This study aimed to describe the microbial community present in spices sold in open-air markets in Saint-Louis using the sequencing method. The high-throughput sequencing method used in this study allowed us to detect a broad-spectrum genomic footprint of micro-organisms, including those usually not detected by culture methods. Indeed, since the revolutionary improvement in DNA sequencing technologies, direct high-throughput analysis of the genomic DNA of an entire community without prior culture has become the most common approach, overcoming the constraints of conventional microbiological approaches [28]. In addition, from a technological point of view, MinION sequencing is mainly used to address metataxonomy [29].
Our results show the presence of many pathogenic bacteria in the spice samples studied, with their abundance varying according to the type considered. Studies in countries like Brazil have reported similar results [30]. In contrast to other studies in Vietnam, Iran, Indonesia, India, and the Netherlands, analyzed spices meet established microbiological standards and were of satisfactory quality [29–30]. These were particularly spices, herbs, and dried spices produced on a small scale.
The significant bacterial communities found in the “Local Spices or Herbs” samples analyzed compared to the others could be explained by the difference in water activity. The “Local Spices or Herbs” samples, consisting of a mixture of aromatic herbs and food condiments, represent a more favourable environment for bacterial growth than the other dried spices. Nevertheless, despite their packaging giving them “stable physicochemical characteristics”, the dehydrated products, such as Curcuma, the mixture of 7-spice and thyme, have a relatively large bacterial community (Supplements 1–4). These foods generally undergo drying processes at ambient temperature at the place of production. Moreover, in the developing countries from which they originate, harvesting and production technologies do not necessarily comply with optimal sanitary conditions [29–31]. The non-compliance with hygienic measures at all stages of the process, particularly during agricultural production, harvesting, washing and sun-drying, may explain the results of this study. Packaging hygiene and storage conditions are not always respected either, which is a probable cause of food contamination (FAO, https://www.fao.org/3/w7429f/w7429f0r.htm). All these factors lead to high levels of microbial contamination, which means these products may not be suitable for human consumption [29, 32, 33].
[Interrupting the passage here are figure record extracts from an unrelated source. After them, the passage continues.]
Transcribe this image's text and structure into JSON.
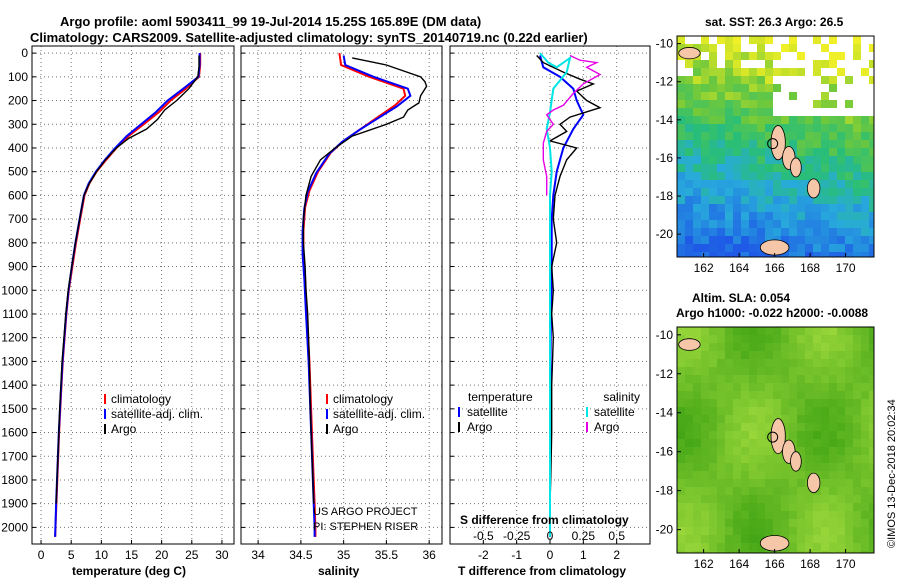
{
  "header": {
    "title_line1": "Argo profile: aoml 5903411_99 19-Jul-2014 15.25S 165.89E (DM data)",
    "title_line2": "Climatology: CARS2009. Satellite-adjusted climatology: synTS_20140719.nc (0.22d earlier)"
  },
  "colors": {
    "climatology": "#ff0000",
    "satellite": "#0000ff",
    "argo": "#000000",
    "salinity_satellite": "#00e5e5",
    "salinity_argo": "#e600e6",
    "land": "#f5c6a8"
  },
  "credits": {
    "project": "US ARGO PROJECT",
    "pi": "PI: STEPHEN RISER",
    "imos": "©IMOS 13-Dec-2018 20:02:34"
  },
  "depth_axis": {
    "ticks": [
      0,
      100,
      200,
      300,
      400,
      500,
      600,
      700,
      800,
      900,
      1000,
      1100,
      1200,
      1300,
      1400,
      1500,
      1600,
      1700,
      1800,
      1900,
      2000
    ]
  },
  "chart_data": [
    {
      "type": "line",
      "id": "temperature",
      "xlabel": "temperature (deg C)",
      "xlim": [
        -1.5,
        32
      ],
      "xticks": [
        0,
        5,
        10,
        15,
        20,
        25,
        30
      ],
      "ylim": [
        2070,
        -30
      ],
      "legend": [
        "climatology",
        "satellite-adj. clim.",
        "Argo"
      ],
      "series": [
        {
          "name": "climatology",
          "color": "#ff0000",
          "points": [
            [
              26.4,
              0
            ],
            [
              26.4,
              50
            ],
            [
              26.2,
              100
            ],
            [
              24,
              150
            ],
            [
              21.5,
              200
            ],
            [
              19.5,
              250
            ],
            [
              17,
              300
            ],
            [
              14.5,
              350
            ],
            [
              12.5,
              400
            ],
            [
              10.8,
              450
            ],
            [
              9.2,
              500
            ],
            [
              8.0,
              550
            ],
            [
              7.2,
              600
            ],
            [
              6.5,
              700
            ],
            [
              5.8,
              800
            ],
            [
              5.2,
              900
            ],
            [
              4.6,
              1000
            ],
            [
              4.2,
              1100
            ],
            [
              3.9,
              1200
            ],
            [
              3.6,
              1300
            ],
            [
              3.4,
              1400
            ],
            [
              3.2,
              1500
            ],
            [
              3.0,
              1600
            ],
            [
              2.85,
              1700
            ],
            [
              2.7,
              1800
            ],
            [
              2.55,
              1900
            ],
            [
              2.4,
              2000
            ],
            [
              2.35,
              2040
            ]
          ]
        },
        {
          "name": "satellite-adj. clim.",
          "color": "#0000ff",
          "points": [
            [
              26.3,
              0
            ],
            [
              26.3,
              50
            ],
            [
              26.1,
              100
            ],
            [
              23.6,
              150
            ],
            [
              21.0,
              200
            ],
            [
              19.0,
              250
            ],
            [
              16.6,
              300
            ],
            [
              14.2,
              350
            ],
            [
              12.3,
              400
            ],
            [
              10.6,
              450
            ],
            [
              9.1,
              500
            ],
            [
              7.9,
              550
            ],
            [
              7.1,
              600
            ],
            [
              6.4,
              700
            ],
            [
              5.7,
              800
            ],
            [
              5.1,
              900
            ],
            [
              4.55,
              1000
            ],
            [
              4.15,
              1100
            ],
            [
              3.85,
              1200
            ],
            [
              3.55,
              1300
            ],
            [
              3.35,
              1400
            ],
            [
              3.15,
              1500
            ],
            [
              2.95,
              1600
            ],
            [
              2.8,
              1700
            ],
            [
              2.65,
              1800
            ],
            [
              2.5,
              1900
            ],
            [
              2.38,
              2000
            ],
            [
              2.33,
              2040
            ]
          ]
        },
        {
          "name": "Argo",
          "color": "#000000",
          "points": [
            [
              26.2,
              10
            ],
            [
              26.2,
              60
            ],
            [
              26.0,
              100
            ],
            [
              24.5,
              150
            ],
            [
              22.5,
              200
            ],
            [
              20.5,
              240
            ],
            [
              19.3,
              280
            ],
            [
              17.5,
              320
            ],
            [
              14.5,
              360
            ],
            [
              12.5,
              400
            ],
            [
              10.7,
              450
            ],
            [
              9.2,
              500
            ],
            [
              8.0,
              550
            ],
            [
              7.1,
              600
            ],
            [
              6.4,
              700
            ],
            [
              5.7,
              800
            ],
            [
              5.1,
              900
            ],
            [
              4.5,
              1000
            ],
            [
              4.1,
              1100
            ],
            [
              3.8,
              1200
            ],
            [
              3.5,
              1300
            ],
            [
              3.3,
              1400
            ],
            [
              3.1,
              1500
            ],
            [
              2.95,
              1600
            ],
            [
              2.8,
              1700
            ],
            [
              2.65,
              1800
            ],
            [
              2.5,
              1900
            ]
          ]
        }
      ]
    },
    {
      "type": "line",
      "id": "salinity",
      "xlabel": "salinity",
      "xlim": [
        33.8,
        36.15
      ],
      "xticks": [
        34,
        34.5,
        35,
        35.5,
        36
      ],
      "ylim": [
        2070,
        -30
      ],
      "legend": [
        "climatology",
        "satellite-adj. clim.",
        "Argo"
      ],
      "series": [
        {
          "name": "climatology",
          "color": "#ff0000",
          "points": [
            [
              34.95,
              0
            ],
            [
              34.97,
              50
            ],
            [
              35.3,
              100
            ],
            [
              35.7,
              150
            ],
            [
              35.72,
              180
            ],
            [
              35.6,
              220
            ],
            [
              35.4,
              270
            ],
            [
              35.2,
              320
            ],
            [
              35.0,
              370
            ],
            [
              34.85,
              420
            ],
            [
              34.7,
              500
            ],
            [
              34.6,
              580
            ],
            [
              34.55,
              650
            ],
            [
              34.53,
              750
            ],
            [
              34.53,
              850
            ],
            [
              34.55,
              950
            ],
            [
              34.57,
              1100
            ],
            [
              34.6,
              1300
            ],
            [
              34.62,
              1500
            ],
            [
              34.64,
              1700
            ],
            [
              34.66,
              1900
            ],
            [
              34.67,
              2000
            ],
            [
              34.67,
              2040
            ]
          ]
        },
        {
          "name": "satellite-adj. clim.",
          "color": "#0000ff",
          "points": [
            [
              35.0,
              10
            ],
            [
              35.02,
              50
            ],
            [
              35.35,
              100
            ],
            [
              35.75,
              150
            ],
            [
              35.78,
              180
            ],
            [
              35.62,
              225
            ],
            [
              35.4,
              275
            ],
            [
              35.18,
              325
            ],
            [
              34.98,
              375
            ],
            [
              34.83,
              425
            ],
            [
              34.68,
              505
            ],
            [
              34.58,
              585
            ],
            [
              34.54,
              655
            ],
            [
              34.52,
              750
            ],
            [
              34.52,
              850
            ],
            [
              34.54,
              950
            ],
            [
              34.56,
              1100
            ],
            [
              34.59,
              1300
            ],
            [
              34.61,
              1500
            ],
            [
              34.63,
              1700
            ],
            [
              34.65,
              1900
            ],
            [
              34.66,
              2000
            ],
            [
              34.66,
              2040
            ]
          ]
        },
        {
          "name": "Argo",
          "color": "#000000",
          "points": [
            [
              35.1,
              20
            ],
            [
              35.5,
              50
            ],
            [
              35.9,
              100
            ],
            [
              35.95,
              120
            ],
            [
              35.97,
              140
            ],
            [
              35.9,
              180
            ],
            [
              35.88,
              210
            ],
            [
              35.75,
              240
            ],
            [
              35.7,
              270
            ],
            [
              35.5,
              300
            ],
            [
              35.1,
              350
            ],
            [
              34.9,
              400
            ],
            [
              34.73,
              450
            ],
            [
              34.62,
              520
            ],
            [
              34.56,
              600
            ],
            [
              34.53,
              700
            ],
            [
              34.53,
              800
            ],
            [
              34.55,
              900
            ],
            [
              34.56,
              1000
            ],
            [
              34.58,
              1100
            ],
            [
              34.6,
              1300
            ],
            [
              34.61,
              1500
            ],
            [
              34.63,
              1700
            ],
            [
              34.65,
              1900
            ]
          ]
        }
      ]
    },
    {
      "type": "line",
      "id": "difference",
      "xlabel": "T difference from climatology",
      "xlabel2": "S difference from climatology",
      "xlim": [
        -3,
        3
      ],
      "xticks": [
        -2,
        -1,
        0,
        1,
        2
      ],
      "s_xticks": [
        "-0.5",
        "-0.25",
        "0",
        "0.25",
        "0.5"
      ],
      "ylim": [
        2070,
        -30
      ],
      "legend_left_header": "temperature",
      "legend_right_header": "salinity",
      "legend_left": [
        "satellite",
        "Argo"
      ],
      "legend_right": [
        "satellite",
        "Argo"
      ],
      "series": [
        {
          "name": "satellite",
          "color": "#0000ff",
          "points": [
            [
              -0.3,
              10
            ],
            [
              -0.2,
              60
            ],
            [
              0.3,
              100
            ],
            [
              0.7,
              150
            ],
            [
              0.8,
              200
            ],
            [
              1.0,
              260
            ],
            [
              0.7,
              320
            ],
            [
              0.4,
              400
            ],
            [
              0.2,
              500
            ],
            [
              0.1,
              600
            ],
            [
              0.05,
              700
            ],
            [
              0.05,
              900
            ],
            [
              0.02,
              1200
            ],
            [
              0.0,
              1600
            ],
            [
              0.0,
              2000
            ],
            [
              0.0,
              2040
            ]
          ]
        },
        {
          "name": "Argo",
          "color": "#000000",
          "points": [
            [
              -0.4,
              10
            ],
            [
              -0.2,
              40
            ],
            [
              0.4,
              80
            ],
            [
              0.9,
              110
            ],
            [
              1.3,
              130
            ],
            [
              0.8,
              160
            ],
            [
              1.1,
              200
            ],
            [
              1.5,
              230
            ],
            [
              0.6,
              270
            ],
            [
              0.3,
              300
            ],
            [
              0.5,
              330
            ],
            [
              0.0,
              370
            ],
            [
              0.8,
              400
            ],
            [
              0.5,
              450
            ],
            [
              0.3,
              520
            ],
            [
              0.15,
              600
            ],
            [
              0.1,
              700
            ],
            [
              0.2,
              800
            ],
            [
              0.05,
              900
            ],
            [
              0.1,
              1000
            ],
            [
              0.05,
              1100
            ],
            [
              0.1,
              1200
            ],
            [
              0.05,
              1400
            ],
            [
              0.05,
              1600
            ],
            [
              0.02,
              1800
            ],
            [
              0.0,
              1900
            ]
          ]
        },
        {
          "name": "salinity satellite",
          "color": "#00e5e5",
          "points": [
            [
              -0.3,
              0
            ],
            [
              -0.05,
              40
            ],
            [
              0.2,
              60
            ],
            [
              0.6,
              20
            ],
            [
              0.5,
              80
            ],
            [
              0.1,
              150
            ],
            [
              0.0,
              250
            ],
            [
              -0.1,
              320
            ],
            [
              0.0,
              400
            ],
            [
              0.05,
              500
            ],
            [
              0.0,
              600
            ],
            [
              0.0,
              800
            ],
            [
              0.0,
              1200
            ],
            [
              0.0,
              1600
            ],
            [
              0.0,
              2000
            ],
            [
              0.0,
              2040
            ]
          ]
        },
        {
          "name": "salinity Argo",
          "color": "#e600e6",
          "points": [
            [
              0.6,
              10
            ],
            [
              0.9,
              30
            ],
            [
              1.4,
              40
            ],
            [
              1.1,
              60
            ],
            [
              1.5,
              90
            ],
            [
              1.0,
              130
            ],
            [
              0.7,
              170
            ],
            [
              0.4,
              220
            ],
            [
              0.1,
              240
            ],
            [
              -0.1,
              260
            ],
            [
              0.1,
              300
            ],
            [
              -0.1,
              330
            ],
            [
              -0.2,
              380
            ],
            [
              -0.2,
              450
            ],
            [
              -0.1,
              520
            ],
            [
              -0.1,
              600
            ]
          ]
        }
      ]
    },
    {
      "type": "heatmap",
      "id": "sst_map",
      "title": "sat. SST: 26.3  Argo: 26.5",
      "xlim": [
        160.5,
        171.6
      ],
      "ylim": [
        -21.2,
        -9.6
      ],
      "xticks": [
        162,
        164,
        166,
        168,
        170
      ],
      "yticks": [
        -10,
        -12,
        -14,
        -16,
        -18,
        -20
      ]
    },
    {
      "type": "heatmap",
      "id": "sla_map",
      "title": "Altim. SLA: 0.054",
      "subtitle": "Argo h1000: -0.022  h2000: -0.0088",
      "xlim": [
        160.5,
        171.6
      ],
      "ylim": [
        -21.2,
        -9.6
      ],
      "xticks": [
        162,
        164,
        166,
        168,
        170
      ],
      "yticks": [
        -10,
        -12,
        -14,
        -16,
        -18,
        -20
      ]
    }
  ]
}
The presence of Escherichia coli, Salmonella spp. and Bacillus spp. in most of the analyzed samples could potentially be harmful in herbs and in various food matrices such as spices, which were the subject of this study [36]. Moreover, the bacterial spores introduced by spices can withstand various preparation processes, including heat treatment [37]. The high presence of Escherichia coli in all samples may indicate faecal contamination of various origins. In the case of fat-in-house spices, including horticultural products, faecal contamination could be irrigation water from wastewater systems used without prior biological treatment [37–42]. As for the other spices studied, faecal contamination could be due to a hygiene failure by operators handling the processing (reduction to powder, mincing, etc.), storage and transport stages.
The analysis of distance matrices containing dissimilarity information can effectively capture significant and subtle compositional differences between the samples studied [44]. Other techniques, such as the Unweighted Pair Group Method with Arithmetic Mean (UPGMA), an agglomerative hierarchical clustering method widely used in practice, can also be considered. Step by step, it combines the two closest groups or elements into a higher-level group, and the distance between the new group and any other group is calculated as the arithmetic mean distance between the elements in the different groups or clusters [45–46].
The small sample size (n = 49) in this study constitutes a limitation. Furthermore, the presence of genetic material cannot provide information on the level of bacteriological contamination. Therefore, the description of the microbial community obtained by the metagenomic approach could have been accompanied by conventional microbiological analyses to highlight the fraction of viable bacteria in the analyzed samples.